Insights - Brand & Marketing

Five Design & Branding Lessons From the Trump-Biden Campaigns

There are some important takeaways for brands from the cliffhanger elections

1. One clear simple message

The rallying cry of ‘Make America Great Again’, which evolved seamlessly to ‘Keep America Great in 2020,’ has perhaps been Trump’s best marketing move. More than just a tagline, it continuously found its way into Trump’s speeches and the message of returning the country to its former glory resonated among his core base. The line worked across various facets – be it the economy, America’s standing in the world, or more controversially, demographic composition.

One of the key mistakes brands make is to have an empty slogan. Trump’s was anything but.

In contrast, Biden does not have a memorable, counter message. His campaign includes more than one slogan like ‘Restore America’s Soul’, ‘Build Back Better,’ ‘Battle for the Soul of the Nation’ and ‘No More Malarkey.’

Trump was not the first American Presidential candidate to use the phrase, but he owned it like his predecessors never did. (The slogan is derived from Ronal Reagan’s 1980 campaign). There’s a marketing lesson in there.

2. Visually appeal to emotional triggers

The two campaigns present markedly different design styles, which communicate their different ideologies.

While Trump’s campaign is visually less slick, Design Bridge designer, Maris Hargerty said in this article that his voters would resonate with it because “They don’t want a president who follows any rules – of design or of politics.”

Trump’s campaign focuses on him alone and the imagery is about power and authority – both attributes that are likely to appeal to his core target base, who are disillusioned with career politicians.
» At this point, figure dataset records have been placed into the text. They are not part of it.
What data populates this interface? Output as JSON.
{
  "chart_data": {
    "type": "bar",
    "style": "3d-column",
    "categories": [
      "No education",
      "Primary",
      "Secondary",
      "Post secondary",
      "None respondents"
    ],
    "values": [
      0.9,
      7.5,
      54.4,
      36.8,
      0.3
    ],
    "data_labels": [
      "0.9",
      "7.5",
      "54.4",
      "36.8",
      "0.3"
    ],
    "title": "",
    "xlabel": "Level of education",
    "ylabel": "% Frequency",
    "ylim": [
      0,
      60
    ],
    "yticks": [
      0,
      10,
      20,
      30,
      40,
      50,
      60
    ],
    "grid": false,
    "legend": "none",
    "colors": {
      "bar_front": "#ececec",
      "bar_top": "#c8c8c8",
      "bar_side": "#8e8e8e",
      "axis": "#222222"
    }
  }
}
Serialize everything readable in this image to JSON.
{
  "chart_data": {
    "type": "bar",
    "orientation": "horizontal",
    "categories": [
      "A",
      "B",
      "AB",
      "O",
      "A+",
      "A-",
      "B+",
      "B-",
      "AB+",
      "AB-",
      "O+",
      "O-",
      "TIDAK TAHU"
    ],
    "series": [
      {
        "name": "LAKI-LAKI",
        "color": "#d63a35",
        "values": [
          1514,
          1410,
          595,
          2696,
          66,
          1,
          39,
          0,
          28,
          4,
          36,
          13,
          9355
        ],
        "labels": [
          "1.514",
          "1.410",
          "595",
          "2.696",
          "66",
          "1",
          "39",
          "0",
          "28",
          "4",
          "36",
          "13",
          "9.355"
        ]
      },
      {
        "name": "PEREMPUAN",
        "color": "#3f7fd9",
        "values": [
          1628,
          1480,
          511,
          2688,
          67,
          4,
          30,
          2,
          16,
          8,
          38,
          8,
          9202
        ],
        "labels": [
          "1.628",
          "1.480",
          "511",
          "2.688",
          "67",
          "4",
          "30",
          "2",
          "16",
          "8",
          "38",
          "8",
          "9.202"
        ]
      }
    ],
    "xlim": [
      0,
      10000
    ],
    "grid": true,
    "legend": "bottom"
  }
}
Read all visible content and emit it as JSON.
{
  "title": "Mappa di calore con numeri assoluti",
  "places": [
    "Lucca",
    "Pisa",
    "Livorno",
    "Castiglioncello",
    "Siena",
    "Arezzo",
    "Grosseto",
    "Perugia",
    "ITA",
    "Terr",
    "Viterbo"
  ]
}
Trump’s campaign imagery focuses only on him

Everything about Biden’s campaign – from the images to the slogan – has been about doing things together and collaboration. Kamala Harris is shown as a prominent part of the campaign. Biden’s campaign imagery, across channels, shows everyday Americans of various shades rather than focusing on one person who can fix everything.
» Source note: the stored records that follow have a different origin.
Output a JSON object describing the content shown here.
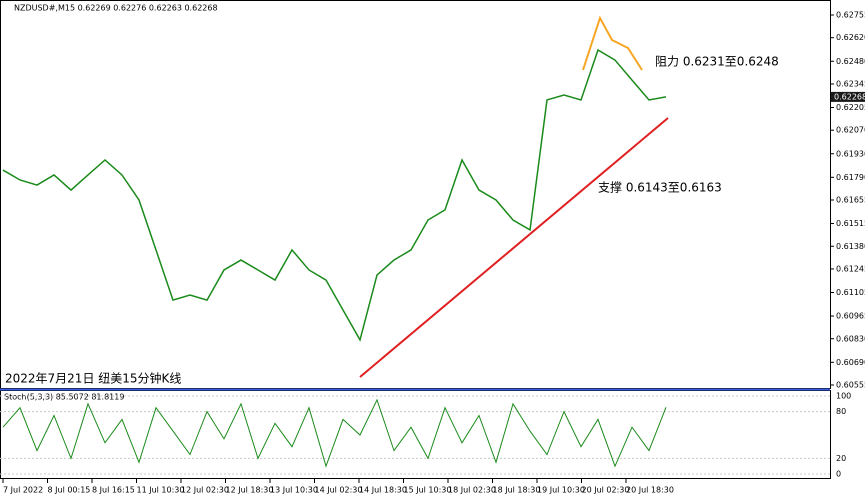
{
  "chart_data": {
    "type": "line",
    "header": "NZDUSD#,M15  0.62269 0.62276 0.62263 0.62268",
    "annotations": [
      "阻力 0.6231至0.6248",
      "支撑 0.6143至0.6163",
      "2022年7月21日 纽美15分钟K线"
    ],
    "ylim": [
      0.60555,
      0.62755
    ],
    "yticks": [
      {
        "value": 0.62755,
        "label": "0.62755"
      },
      {
        "value": 0.6262,
        "label": "0.62620"
      },
      {
        "value": 0.6248,
        "label": "0.62480"
      },
      {
        "value": 0.62345,
        "label": "0.62345"
      },
      {
        "value": 0.62205,
        "label": "0.62205"
      },
      {
        "value": 0.6207,
        "label": "0.62070"
      },
      {
        "value": 0.6193,
        "label": "0.61930"
      },
      {
        "value": 0.6179,
        "label": "0.61790"
      },
      {
        "value": 0.61655,
        "label": "0.61655"
      },
      {
        "value": 0.61515,
        "label": "0.61515"
      },
      {
        "value": 0.6138,
        "label": "0.61380"
      },
      {
        "value": 0.61245,
        "label": "0.61245"
      },
      {
        "value": 0.61105,
        "label": "0.61105"
      },
      {
        "value": 0.60965,
        "label": "0.60965"
      },
      {
        "value": 0.6083,
        "label": "0.60830"
      },
      {
        "value": 0.6069,
        "label": "0.60690"
      },
      {
        "value": {
          "value": 0.60555,
          "label": "0.60555"
        },
        "label": "0.60555"
      }
    ],
    "current_price": {
      "value": 0.62268,
      "label": "0.62268"
    },
    "xlabels": [
      "7 Jul 2022",
      "8 Jul 00:15",
      "8 Jul 16:15",
      "11 Jul 10:30",
      "12 Jul 02:30",
      "12 Jul 18:30",
      "13 Jul 10:30",
      "14 Jul 02:30",
      "14 Jul 18:30",
      "15 Jul 10:30",
      "18 Jul 02:30",
      "18 Jul 18:30",
      "19 Jul 10:30",
      "20 Jul 02:30",
      "20 Jul 18:30"
    ],
    "series": [
      {
        "name": "NZDUSD#,M15",
        "color": "#1a8a1a",
        "values": [
          0.61833,
          0.61774,
          0.61744,
          0.61804,
          0.61714,
          0.61804,
          0.61893,
          0.61804,
          0.61655,
          0.61358,
          0.6106,
          0.6109,
          0.6106,
          0.61239,
          0.61298,
          0.61239,
          0.61179,
          0.61358,
          0.61239,
          0.61179,
          0.61001,
          0.60823,
          0.61209,
          0.61298,
          0.61358,
          0.61536,
          0.61596,
          0.61893,
          0.61714,
          0.61655,
          0.61536,
          0.61477,
          0.6225,
          0.62279,
          0.6225,
          0.62547,
          0.62487,
          0.62368,
          0.6225,
          0.62268
        ]
      }
    ],
    "stoch": {
      "title": "Stoch(5,3,3) 85.5072 81.8119",
      "color": "#1a8a1a",
      "ylim": [
        0,
        100
      ],
      "yticks": [
        100,
        80,
        20,
        0
      ],
      "values": [
        60,
        85,
        30,
        75,
        20,
        90,
        40,
        70,
        15,
        85,
        55,
        25,
        80,
        45,
        90,
        20,
        65,
        35,
        85,
        10,
        70,
        50,
        95,
        30,
        60,
        20,
        85,
        40,
        75,
        15,
        90,
        55,
        25,
        80,
        35,
        70,
        10,
        60,
        30,
        85.5072
      ]
    }
  }
}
Both campaigns play to their audiences and act as good studies in contrast, of how imagery can bolster a key product message.

Biden’s campaign imagery stresses collaboration
Biden’s imagery emphasises togetherness and inclusivity

3. Enable Fandom

Trump’s campaign has demonstrated a singular focus on developing and making it easy to buy merchandise. The ‘Make America Great Again’ (MAGA) hat, once just a prop for Trump, resonated massively with his core base. No other presidential candidate has ever worn a cap and this just added to Trump’s anti-establishment image. It was eventually launched for public purchase in 2016. Today, the hat with has become a universally recognised symbol of what Trump and Trumpism stands for. The subsequent ‘Keep America Great’ merchandise in 2020 has been equally successful.
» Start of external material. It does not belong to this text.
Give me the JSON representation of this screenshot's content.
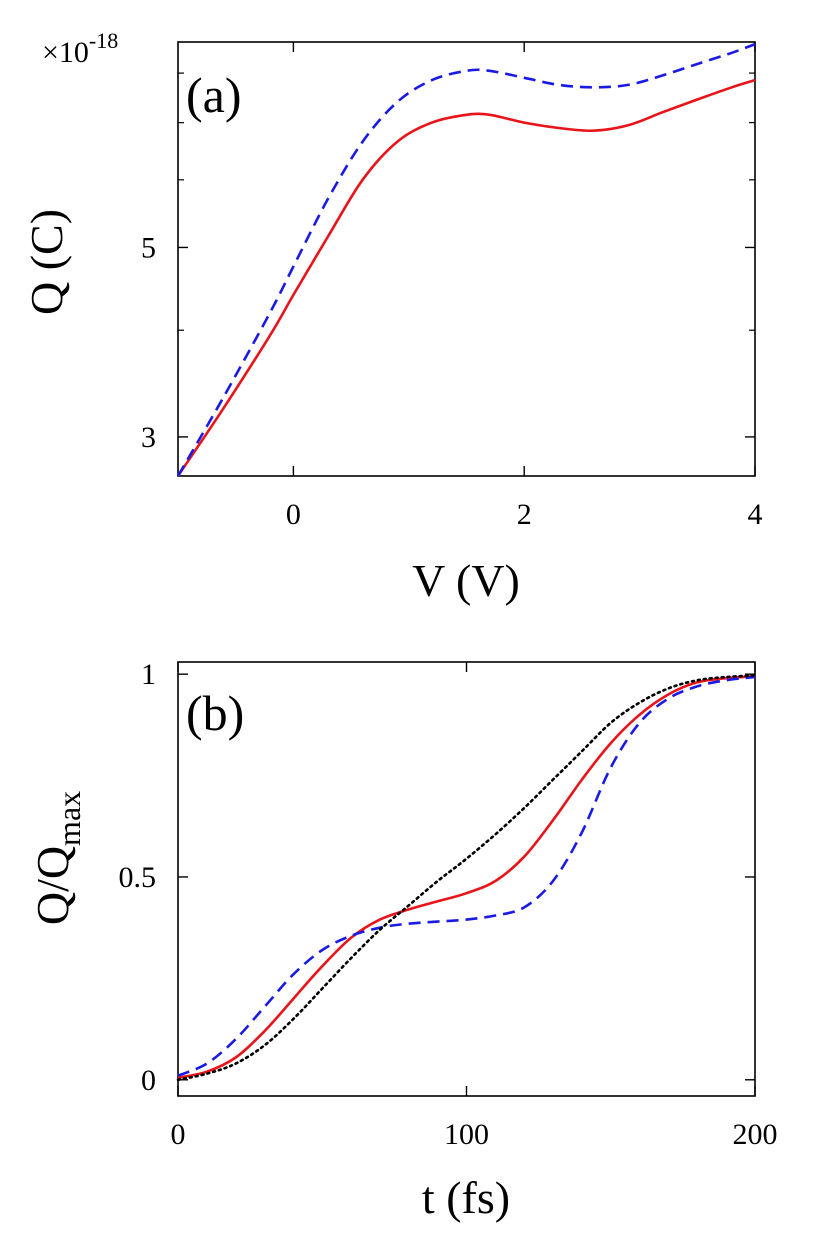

The MAGA hat will go down as one of the most successful components of a presidential campaign
Trump continued to sell merchandise through the lockdown

Unlike Biden’s site that offers a quiet ‘Shop’ link in the main menu, the Trump site has a prominent Shop section to encourage visitors to buy merchandise.

Trump’s campaign site has a prominent Shop section

The same philosophy is evident in their Facebook pages. Biden has a standard “Sign Up’ link, while Trump’s CTA is ‘Shop Now.’

The contrast between the Biden and Trump Facebook pages, where Trump’s button encourages users to buy merchandise.

4. Reinforce & cross-sell

The Trump app is beset with charges of unfair data collection and use but what it does well is the ‘gamification’ of the experience. The New York Times article says that “A Trump army member who accumulates a hundred thousand points by sharing contacts or raising money is promised a photograph with the President, while other members can use points to get discounts on MAGA gear.”

5. Fuel your influencers

Both campaigns understood the importance of using influencers and gave them ammunition and legitimacy. Arguably, the Trump campaign did this better – from hosting key internet personalities at the White House, to giving them airspace on his social media profiles or even elevating them to roles within the administration. As a result, the last four years has seen the build-up of a formidable and influential ‘Pro-Trump’ network, across Instagram, YouTube, podcasts, Reddit and Gab.

Possibly the most influential Pro-Trump digital personality, Alex Jones and his Infowars amplified the campaign, while benefiting from it. In this now-taken-down video from 2015, the then Presidential hopeful appears on Jones’ YouTube channel.

The Democratic side has also come a long way, taking advantage of the fact that most film stars, musicians and digital personalities are likely to be liberal in their outlook. Through the campaign trail, Democrats have been visible (and audible) across formats ranging from late-night shows to podcasts. Biden himself made himself (and his social-savvy grand-daughters) available for interviews with Instagram influencers, and collaborated with others on the fan-requested video platform Cameo for fundraising. Other flash-points include a virtual reunion of the cast of The West Wing.

The takeaway from both campaigns: Your message can be amplified by those who strongly believe in your cause. Use this to your advantage.

Update January 20th, 2021: The best marketing and design is of no use if the product is fundamentally flawed.